If a Plan participant ceases employment at any time by reason of death, disability, total and permanent disablement, bona fide redundancy or other reason with the approval of the Board, all performance rights and options for which the applicable performance conditions have not been satisfied will remain 'on foot', subject to the original performance and vesting conditions.

In the case of the CEO and CFO, it is an overriding condition of their employment agreements that, if they cease employment at any time by reason of death, disability, total and permanent disablement, bona fide redundancy, termination by the Company without cause, resignation in good faith or other reason with the approval of the Board, all performance rights and options for which the applicable performance conditions have not been satisfied will vest and become exercisable.

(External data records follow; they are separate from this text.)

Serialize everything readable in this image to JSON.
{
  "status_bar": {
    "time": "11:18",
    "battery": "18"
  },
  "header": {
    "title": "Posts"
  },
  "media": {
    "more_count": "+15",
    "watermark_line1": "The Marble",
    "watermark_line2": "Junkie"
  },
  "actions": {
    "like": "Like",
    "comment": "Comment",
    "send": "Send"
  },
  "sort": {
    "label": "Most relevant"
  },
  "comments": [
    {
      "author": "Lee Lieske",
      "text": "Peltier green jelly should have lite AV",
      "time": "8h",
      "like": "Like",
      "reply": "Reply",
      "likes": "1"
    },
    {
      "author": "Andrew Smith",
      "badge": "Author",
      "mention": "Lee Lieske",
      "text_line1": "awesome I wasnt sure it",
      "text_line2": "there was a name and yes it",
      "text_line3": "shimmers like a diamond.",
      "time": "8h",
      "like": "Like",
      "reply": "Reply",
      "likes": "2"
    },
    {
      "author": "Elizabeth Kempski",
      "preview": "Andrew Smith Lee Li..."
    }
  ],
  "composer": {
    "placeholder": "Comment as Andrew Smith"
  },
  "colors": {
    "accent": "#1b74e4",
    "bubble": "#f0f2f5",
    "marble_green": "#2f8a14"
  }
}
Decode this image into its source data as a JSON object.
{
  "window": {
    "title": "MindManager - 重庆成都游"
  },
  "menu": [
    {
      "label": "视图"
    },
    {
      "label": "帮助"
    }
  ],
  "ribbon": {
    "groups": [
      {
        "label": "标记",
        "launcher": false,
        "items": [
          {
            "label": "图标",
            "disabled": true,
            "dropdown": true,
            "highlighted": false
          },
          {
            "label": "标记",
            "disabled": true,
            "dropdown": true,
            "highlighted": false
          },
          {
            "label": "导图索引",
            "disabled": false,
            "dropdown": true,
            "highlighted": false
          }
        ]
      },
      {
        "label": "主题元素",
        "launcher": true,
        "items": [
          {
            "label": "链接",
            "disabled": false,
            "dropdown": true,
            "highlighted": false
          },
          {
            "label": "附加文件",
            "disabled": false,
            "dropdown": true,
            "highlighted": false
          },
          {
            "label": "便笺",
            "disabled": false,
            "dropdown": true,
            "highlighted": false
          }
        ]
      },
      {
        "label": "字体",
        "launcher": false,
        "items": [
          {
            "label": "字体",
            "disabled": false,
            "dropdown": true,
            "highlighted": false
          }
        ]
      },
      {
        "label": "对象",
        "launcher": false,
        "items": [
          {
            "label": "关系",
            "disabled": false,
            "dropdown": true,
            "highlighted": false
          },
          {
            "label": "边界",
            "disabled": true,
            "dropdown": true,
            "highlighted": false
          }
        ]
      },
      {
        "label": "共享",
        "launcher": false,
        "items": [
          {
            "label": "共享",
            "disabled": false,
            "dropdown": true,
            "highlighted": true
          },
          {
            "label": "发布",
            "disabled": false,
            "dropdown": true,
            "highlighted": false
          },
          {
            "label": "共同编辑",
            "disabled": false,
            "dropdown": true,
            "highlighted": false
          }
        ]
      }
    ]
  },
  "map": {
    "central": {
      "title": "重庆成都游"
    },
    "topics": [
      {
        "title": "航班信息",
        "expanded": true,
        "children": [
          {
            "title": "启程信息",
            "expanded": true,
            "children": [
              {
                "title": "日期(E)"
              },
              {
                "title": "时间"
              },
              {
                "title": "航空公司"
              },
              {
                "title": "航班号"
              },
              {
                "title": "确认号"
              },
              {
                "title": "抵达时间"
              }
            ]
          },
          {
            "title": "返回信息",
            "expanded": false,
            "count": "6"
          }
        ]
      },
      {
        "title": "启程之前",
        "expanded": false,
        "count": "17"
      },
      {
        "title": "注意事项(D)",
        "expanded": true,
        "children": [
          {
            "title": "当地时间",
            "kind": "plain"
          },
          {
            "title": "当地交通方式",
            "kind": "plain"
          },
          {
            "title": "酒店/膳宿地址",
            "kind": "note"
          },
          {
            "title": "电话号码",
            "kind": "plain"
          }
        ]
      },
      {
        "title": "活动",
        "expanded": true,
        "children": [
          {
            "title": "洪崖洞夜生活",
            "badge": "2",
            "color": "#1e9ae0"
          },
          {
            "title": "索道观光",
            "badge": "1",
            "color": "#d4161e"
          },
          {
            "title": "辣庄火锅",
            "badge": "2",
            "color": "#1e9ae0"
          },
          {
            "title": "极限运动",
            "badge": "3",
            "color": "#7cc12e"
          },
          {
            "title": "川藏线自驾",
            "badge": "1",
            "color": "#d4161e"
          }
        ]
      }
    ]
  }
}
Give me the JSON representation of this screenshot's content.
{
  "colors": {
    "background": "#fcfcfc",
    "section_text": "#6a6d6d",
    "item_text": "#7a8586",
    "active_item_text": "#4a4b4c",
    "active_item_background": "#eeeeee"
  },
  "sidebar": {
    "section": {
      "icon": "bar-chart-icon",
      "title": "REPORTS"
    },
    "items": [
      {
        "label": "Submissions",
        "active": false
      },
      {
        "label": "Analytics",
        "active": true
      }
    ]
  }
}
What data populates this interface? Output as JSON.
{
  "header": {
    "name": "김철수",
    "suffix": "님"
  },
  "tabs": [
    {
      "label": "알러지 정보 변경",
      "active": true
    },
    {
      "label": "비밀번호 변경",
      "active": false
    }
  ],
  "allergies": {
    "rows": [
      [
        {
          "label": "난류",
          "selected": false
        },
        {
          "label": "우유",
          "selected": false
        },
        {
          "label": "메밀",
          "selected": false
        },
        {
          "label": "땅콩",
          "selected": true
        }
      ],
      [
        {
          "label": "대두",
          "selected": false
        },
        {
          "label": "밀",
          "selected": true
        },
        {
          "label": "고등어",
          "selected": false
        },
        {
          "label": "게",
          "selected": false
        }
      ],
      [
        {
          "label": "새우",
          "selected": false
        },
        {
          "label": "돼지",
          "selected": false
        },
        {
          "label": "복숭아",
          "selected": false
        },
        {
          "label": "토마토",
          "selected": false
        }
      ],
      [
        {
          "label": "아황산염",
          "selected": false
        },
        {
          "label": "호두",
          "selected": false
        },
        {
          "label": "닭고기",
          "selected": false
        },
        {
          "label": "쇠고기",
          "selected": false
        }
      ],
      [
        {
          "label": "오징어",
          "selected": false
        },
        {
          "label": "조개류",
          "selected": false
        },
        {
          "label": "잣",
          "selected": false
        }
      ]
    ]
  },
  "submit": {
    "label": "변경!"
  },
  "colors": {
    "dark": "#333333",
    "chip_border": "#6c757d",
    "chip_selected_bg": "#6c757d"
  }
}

If any Plan participant ceases employment for any other reason:
  • prior to the expiry of the two year minimum service period (from the date of the grant), unless the Board determines otherwise, all performance rights and options will immediately lapse, regardless of whether the applicable performance conditions are satisfied or not; or
  • after the expiry of the minimum two year service period, but before the satisfaction of one or more of the performance conditions, such rights will remain 'on foot', subject to the original performance and vesting conditions.

In the event of a change of control, unvested performance rights and options will vest automatically.

For FY2011 the Board exercised its discretion to use the underlying the FY2011 Group NPAT instead of reported NPAT for the purposes of assessing STI … (in relation to the EPS performance hurdle in the long term incentive plan) The Group's net profit may be adjusted by the Board, where appropriate, to eliminate abnormal items which in the Board's opinion don't reflect operating performance.